A Study of Finetuning Video Transformers for Multi-view Geometry Tasks
Huimin Wu, Kwang-Ting Cheng, Stephen Lin, Zhirong Wu
TL;DR
GeoViT demonstrates that general-purpose video-pretrained Vision Transformers can be effectively finetuned for multi-view geometry tasks with minimal adaptation, challenging the need for task-specific pretraining and complex architectures. By adapting two-frame inputs through positional embeddings and employing a simple linear decoder, optionally augmented by iterative refinement, the method achieves state-of-the-art cross-dataset performance in optical flow and strong results in stereo and depth estimation. Across optical flow, stereo matching, and depth estimation, GeoViT shows robust generalization and competitive benchmarks on Sintel, KITTI, ETH3D, SUN3D, RGBD-SLAM, and Scene Flow datasets. These findings highlight the potential of video pretraining to capture temporal and spatial cues useful for precise geometric reasoning, suggesting a scalable pathway for geometric vision using video foundation models.
Abstract
This paper presents an investigation of vision transformer learning for multi-view geometry tasks, such as optical flow estimation, by fine-tuning video foundation models.
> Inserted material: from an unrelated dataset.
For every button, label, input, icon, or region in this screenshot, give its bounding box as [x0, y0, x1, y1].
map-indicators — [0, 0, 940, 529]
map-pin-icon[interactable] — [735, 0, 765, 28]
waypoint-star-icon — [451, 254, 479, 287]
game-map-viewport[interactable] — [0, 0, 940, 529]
Unlike previous methods that involve custom architectural designs and task-specific pretraining, our research finds that general-purpose models pretrained on videos can be readily transferred to multi-view problems with minimal adaptation. The core insight is that general-purpose attention between patches learns temporal and spatial information for geometric reasoning. We demonstrate that appending a linear decoder to the Transformer backbone produces satisfactory results, and iterative refinement can further elevate performance to stateof-the-art levels. This conceptually simple approach achieves top cross-dataset generalization results for optical flow estimation with end-point error (EPE) of 0.69, 1.78, and 3.15 on the Sintel clean, Sintel final, and KITTI datasets, respectively. Our method additionally establishes a new record on the online test benchmark with EPE values of 0.79, 1.88, and F1 value of 3.79. Applications to 3D depth estimation and stereo matching also show strong performance, illustrating the versatility of video-pretrained models in addressing geometric vision tasks.